Jean de la Bruyère (French: [ʒɑ̃ də la bʁyjɛʁ]; 16 August 1645 – 11 May 1696) was a French philosopher and moralist, who was noted for his satire.
Young people are dazzled by the brilliancy of antithesis, and employ it. Matter-of-fact men, and those who like precision, naturally fall into comparisons and metaphor. Sprightly natures, full of fire, and whom a boundless imagination carries beyond all rules, and even what is reasonable, cannot rest satisfied even with hyperbole. As for the sublime, it is only great geniuses and those of the very highest order that are able to rise to its height.
A coxcomb is one whom simpletons believe to be a man of merit.
Women are at little trouble to express what they do not feel; but men are still at less to express what they do feel.
Some people pretend they never were in love and never wrote poetry; two weaknesses which they dare not own -- one of the heart, the other of the mind.
To give awkwardly is churlishness. The most difficult part is to give, then why not add a smile?
The most amiable people are those who least wound the self-love of others.
The finest pleasure is kindness to others.
What can be more discouraging to a man than to doubt if his soul be material, like a stone or a reptile, and subject to corruption like the vilest creatures? And does it not prove much more strength of mind and grandeur to be able to conceive the idea of a Being superior to all other beings, by whom and for whom all things were made ; of a Being absolutely perfect and pure, without beginning or end, of whom our soul is the image, and of whom, if I may say so, it is a part, because it is spiritual and immortal?
Some young people do not sufficiently understand the advantages of natural charms, and how much they would gain by trusting to them entirely. They weaken these gifts of heaven, so rare and fragile, by affected manners and an awkward imitation. Their tones and their gait are borrowed; they study their attitudes before the glass until they have lost all trace of natural manner, and, with all their pains, they please but little.
The wise person often shuns society for fear of being bored.
We hope to grow old and we dread old age; that is to say, we love life and we flee from death.
The spendthrift robs his heirs the miser robs himself.
Some men promise to keep your secret and yet reveal it without knowing they are doing so; they do not wag their lips, and yet they are understood; it is read on their brow and in their eyes; it is seen through their breast; they are transparent.
The nearer we come to great men the more clearly we see that they are only men. They rarely seem great to their valets.
The very essence of politeness seems to be to take care that by our words and actions we make other people pleased with us as well as with themselves.
The reason that women do not love one another is - men.
The same amount of pride which makes a man treat haughtily his inferiors, makes him cringe servilely; to those above him.

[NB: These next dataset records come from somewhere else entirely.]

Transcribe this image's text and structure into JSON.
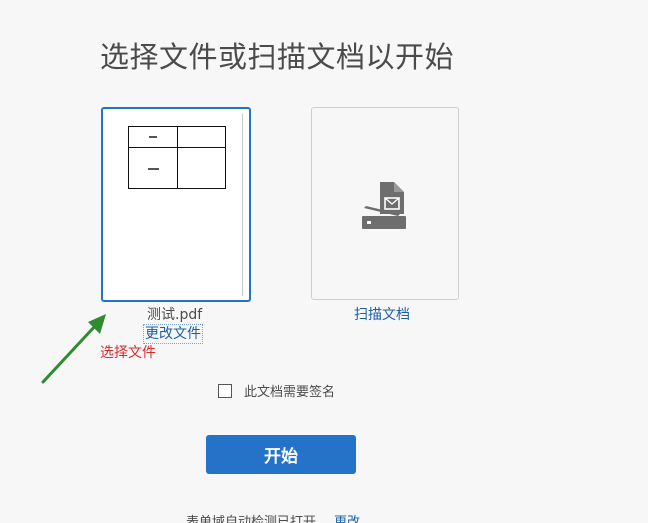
{
  "title": "选择文件或扫描文档以开始",
  "file": {
    "name": "测试.pdf",
    "change_label": "更改文件"
  },
  "scan": {
    "label": "扫描文档",
    "icon": "scanner-document-icon"
  },
  "annotation": {
    "label": "选择文件",
    "color": "#d92b2b",
    "arrow_color": "#2e8b2e"
  },
  "sign": {
    "label": "此文档需要签名",
    "checked": false
  },
  "start_button": {
    "label": "开始"
  },
  "footer": {
    "text": "表单域自动检测已打开",
    "link": "更改"
  },
  "colors": {
    "accent": "#2473c8",
    "link": "#1a5fa8",
    "background": "#f7f7f7",
    "text": "#4b4b4b"
  }
}
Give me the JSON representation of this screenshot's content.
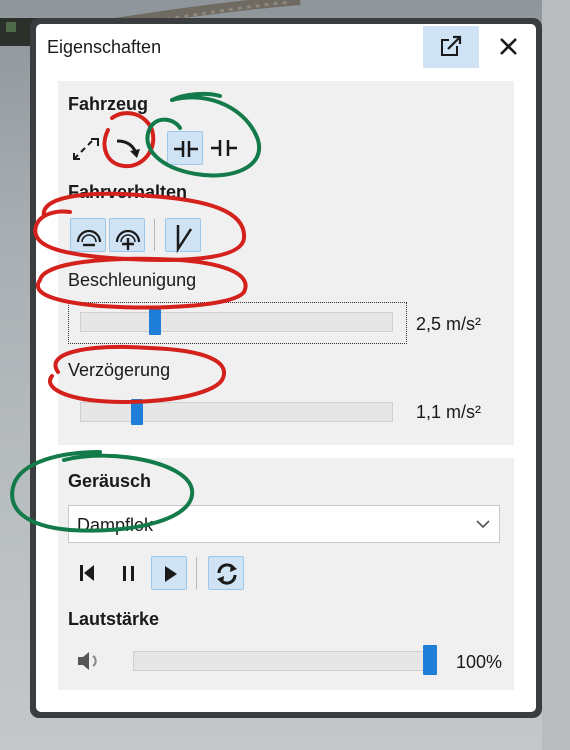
{
  "window": {
    "title": "Eigenschaften"
  },
  "vehicle": {
    "heading": "Fahrzeug",
    "icons": [
      "expand-arrows-icon",
      "turn-arrow-icon",
      "coupling-icon",
      "uncoupling-icon"
    ]
  },
  "behavior": {
    "heading": "Fahrverhalten",
    "icons": [
      "speedometer-minus-icon",
      "speedometer-plus-icon",
      "ramp-icon"
    ]
  },
  "acceleration": {
    "label": "Beschleunigung",
    "value": "2,5 m/s²",
    "level": 0.23
  },
  "deceleration": {
    "label": "Verzögerung",
    "value": "1,1 m/s²",
    "level": 0.17
  },
  "sound": {
    "heading": "Geräusch",
    "selected": "Dampflok",
    "controls": [
      "skip-back-icon",
      "pause-icon",
      "play-icon",
      "loop-icon"
    ]
  },
  "volume": {
    "label": "Lautstärke",
    "value": "100%",
    "level": 1.0
  },
  "colors": {
    "accent": "#1f7fd8",
    "selected_bg": "#cfe3f5",
    "annotation_red": "#d4211c",
    "annotation_green": "#137a4a"
  }
}
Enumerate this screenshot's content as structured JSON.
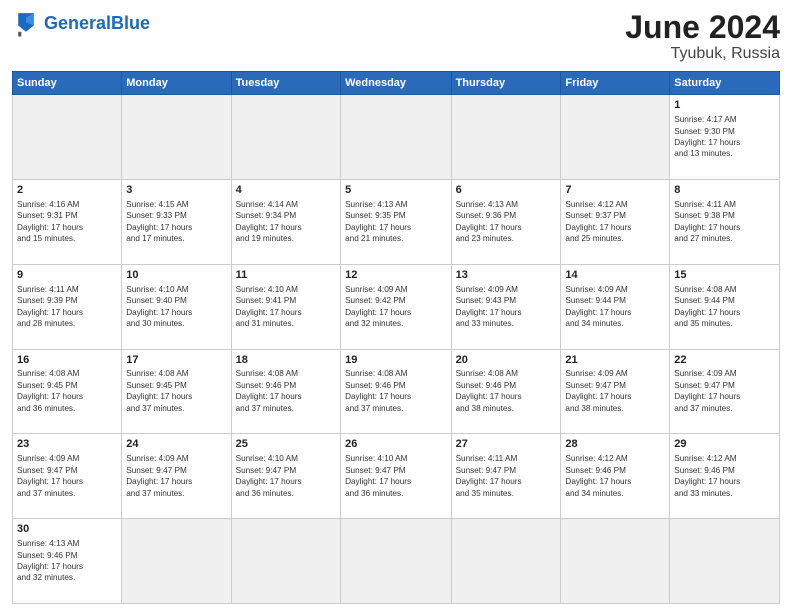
{
  "logo": {
    "text_general": "General",
    "text_blue": "Blue"
  },
  "header": {
    "month": "June 2024",
    "location": "Tyubuk, Russia"
  },
  "weekdays": [
    "Sunday",
    "Monday",
    "Tuesday",
    "Wednesday",
    "Thursday",
    "Friday",
    "Saturday"
  ],
  "weeks": [
    [
      {
        "day": "",
        "info": ""
      },
      {
        "day": "",
        "info": ""
      },
      {
        "day": "",
        "info": ""
      },
      {
        "day": "",
        "info": ""
      },
      {
        "day": "",
        "info": ""
      },
      {
        "day": "",
        "info": ""
      },
      {
        "day": "1",
        "info": "Sunrise: 4:17 AM\nSunset: 9:30 PM\nDaylight: 17 hours\nand 13 minutes."
      }
    ],
    [
      {
        "day": "2",
        "info": "Sunrise: 4:16 AM\nSunset: 9:31 PM\nDaylight: 17 hours\nand 15 minutes."
      },
      {
        "day": "3",
        "info": "Sunrise: 4:15 AM\nSunset: 9:33 PM\nDaylight: 17 hours\nand 17 minutes."
      },
      {
        "day": "4",
        "info": "Sunrise: 4:14 AM\nSunset: 9:34 PM\nDaylight: 17 hours\nand 19 minutes."
      },
      {
        "day": "5",
        "info": "Sunrise: 4:13 AM\nSunset: 9:35 PM\nDaylight: 17 hours\nand 21 minutes."
      },
      {
        "day": "6",
        "info": "Sunrise: 4:13 AM\nSunset: 9:36 PM\nDaylight: 17 hours\nand 23 minutes."
      },
      {
        "day": "7",
        "info": "Sunrise: 4:12 AM\nSunset: 9:37 PM\nDaylight: 17 hours\nand 25 minutes."
      },
      {
        "day": "8",
        "info": "Sunrise: 4:11 AM\nSunset: 9:38 PM\nDaylight: 17 hours\nand 27 minutes."
      }
    ],
    [
      {
        "day": "9",
        "info": "Sunrise: 4:11 AM\nSunset: 9:39 PM\nDaylight: 17 hours\nand 28 minutes."
      },
      {
        "day": "10",
        "info": "Sunrise: 4:10 AM\nSunset: 9:40 PM\nDaylight: 17 hours\nand 30 minutes."
      },
      {
        "day": "11",
        "info": "Sunrise: 4:10 AM\nSunset: 9:41 PM\nDaylight: 17 hours\nand 31 minutes."
      },
      {
        "day": "12",
        "info": "Sunrise: 4:09 AM\nSunset: 9:42 PM\nDaylight: 17 hours\nand 32 minutes."
      },
      {
        "day": "13",
        "info": "Sunrise: 4:09 AM\nSunset: 9:43 PM\nDaylight: 17 hours\nand 33 minutes."
      },
      {
        "day": "14",
        "info": "Sunrise: 4:09 AM\nSunset: 9:44 PM\nDaylight: 17 hours\nand 34 minutes."
      },
      {
        "day": "15",
        "info": "Sunrise: 4:08 AM\nSunset: 9:44 PM\nDaylight: 17 hours\nand 35 minutes."
      }
    ],
    [
      {
        "day": "16",
        "info": "Sunrise: 4:08 AM\nSunset: 9:45 PM\nDaylight: 17 hours\nand 36 minutes."
      },
      {
        "day": "17",
        "info": "Sunrise: 4:08 AM\nSunset: 9:45 PM\nDaylight: 17 hours\nand 37 minutes."
      },
      {
        "day": "18",
        "info": "Sunrise: 4:08 AM\nSunset: 9:46 PM\nDaylight: 17 hours\nand 37 minutes."
      },
      {
        "day": "19",
        "info": "Sunrise: 4:08 AM\nSunset: 9:46 PM\nDaylight: 17 hours\nand 37 minutes."
      },
      {
        "day": "20",
        "info": "Sunrise: 4:08 AM\nSunset: 9:46 PM\nDaylight: 17 hours\nand 38 minutes."
      },
      {
        "day": "21",
        "info": "Sunrise: 4:09 AM\nSunset: 9:47 PM\nDaylight: 17 hours\nand 38 minutes."
      },
      {
        "day": "22",
        "info": "Sunrise: 4:09 AM\nSunset: 9:47 PM\nDaylight: 17 hours\nand 37 minutes."
      }
    ],
    [
      {
        "day": "23",
        "info": "Sunrise: 4:09 AM\nSunset: 9:47 PM\nDaylight: 17 hours\nand 37 minutes."
      },
      {
        "day": "24",
        "info": "Sunrise: 4:09 AM\nSunset: 9:47 PM\nDaylight: 17 hours\nand 37 minutes."
      },
      {
        "day": "25",
        "info": "Sunrise: 4:10 AM\nSunset: 9:47 PM\nDaylight: 17 hours\nand 36 minutes."
      },
      {
        "day": "26",
        "info": "Sunrise: 4:10 AM\nSunset: 9:47 PM\nDaylight: 17 hours\nand 36 minutes."
      },
      {
        "day": "27",
        "info": "Sunrise: 4:11 AM\nSunset: 9:47 PM\nDaylight: 17 hours\nand 35 minutes."
      },
      {
        "day": "28",
        "info": "Sunrise: 4:12 AM\nSunset: 9:46 PM\nDaylight: 17 hours\nand 34 minutes."
      },
      {
        "day": "29",
        "info": "Sunrise: 4:12 AM\nSunset: 9:46 PM\nDaylight: 17 hours\nand 33 minutes."
      }
    ],
    [
      {
        "day": "30",
        "info": "Sunrise: 4:13 AM\nSunset: 9:46 PM\nDaylight: 17 hours\nand 32 minutes."
      },
      {
        "day": "",
        "info": ""
      },
      {
        "day": "",
        "info": ""
      },
      {
        "day": "",
        "info": ""
      },
      {
        "day": "",
        "info": ""
      },
      {
        "day": "",
        "info": ""
      },
      {
        "day": "",
        "info": ""
      }
    ]
  ]
}
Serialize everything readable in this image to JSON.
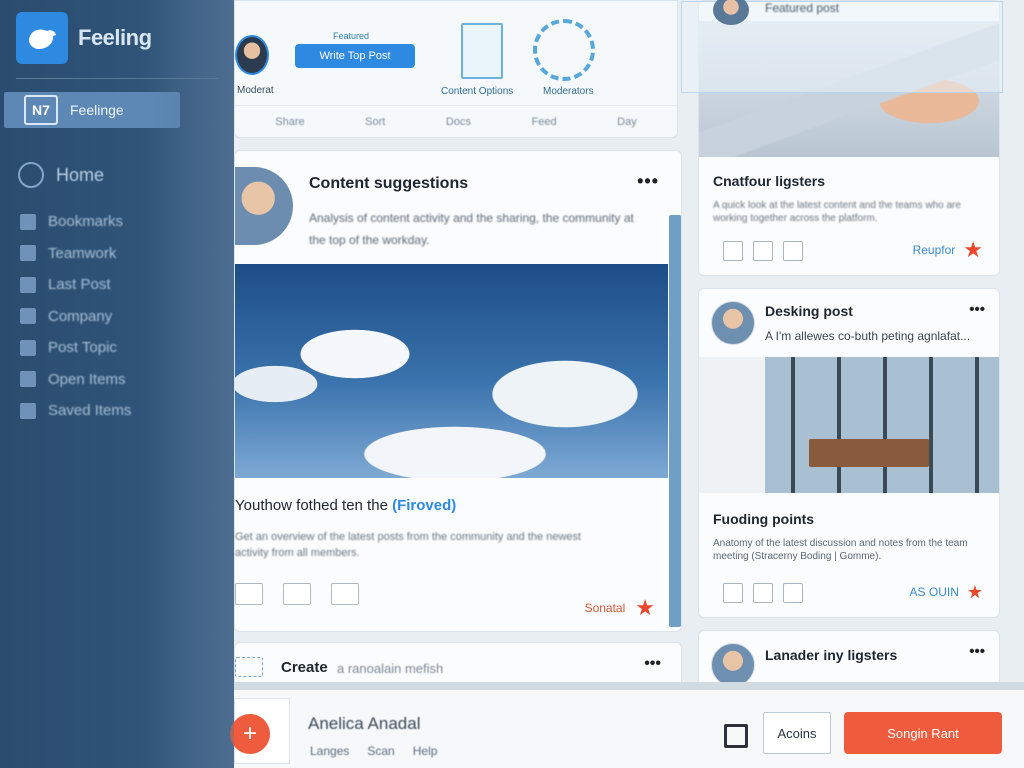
{
  "sidebar": {
    "brand": "Feeling",
    "active_item": {
      "label": "Feelinge",
      "icon_text": "N7"
    },
    "home_label": "Home",
    "items": [
      {
        "label": "Bookmarks"
      },
      {
        "label": "Teamwork"
      },
      {
        "label": "Last Post"
      },
      {
        "label": "Company"
      },
      {
        "label": "Post Topic"
      },
      {
        "label": "Open Items"
      },
      {
        "label": "Saved Items"
      }
    ]
  },
  "top_strip": {
    "user_label": "Moderat",
    "tag": "Featured",
    "button_label": "Write Top Post",
    "doc_label": "Content Options",
    "gear_label": "Moderators",
    "tabs": [
      "Share",
      "Sort",
      "Docs",
      "Feed",
      "Day"
    ]
  },
  "main_card": {
    "title": "Content suggestions",
    "more": "•••",
    "text": "Analysis of content activity and the sharing, the community at the top of the workday.",
    "headline_prefix": "Youthow fothed ten the ",
    "headline_highlight": "(Firoved)",
    "body": "Get an overview of the latest posts from the community and the newest activity from all members.",
    "action_label": "Sonatal"
  },
  "create": {
    "label": "Create",
    "sublabel": "a ranoalain mefish",
    "more": "•••"
  },
  "right_col": {
    "card1": {
      "top_title": "Featured post",
      "title": "Cnatfour ligsters",
      "text": "A quick look at the latest content and the teams who are working together across the platform.",
      "action_label": "Reupfor"
    },
    "card2": {
      "title": "Desking post",
      "subtitle": "A I'm allewes co-buth peting agnlafat...",
      "more": "•••",
      "title2": "Fuoding points",
      "text": "Anatomy of the latest discussion and notes from the team meeting (Stracerny Boding | Gomme).",
      "action_label": "AS OUIN"
    },
    "card3": {
      "title": "Lanader iny ligsters",
      "more": "•••"
    }
  },
  "bottom_bar": {
    "name": "Anelica Anadal",
    "meta": [
      "Langes",
      "Scan",
      "Help"
    ],
    "ghost_label": "Acoins",
    "primary_label": "Songin Rant"
  },
  "colors": {
    "accent": "#2d8ae0",
    "action": "#ee5b3d",
    "sidebar": "#2f5478"
  }
}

The News-writer lies down at Night in great Tranquillity, upon a piece of News which corrupts before Morning, and which he is obliged to throw away as soon as he awakes.
False greatness is unsociable and remote: conscious of its own frailty, it hides, or at least averts its face, and reveals itself only enough to create an illusion and not be recognized as the meanness that it really is. True greatness is free, kind, familiar and popular; it lets itself be touched and handled, it loses nothing by being seen at close quarters; the better one knows it, the more one admires it.
If men wish to be held in esteem, they must associate with those only who are estimable.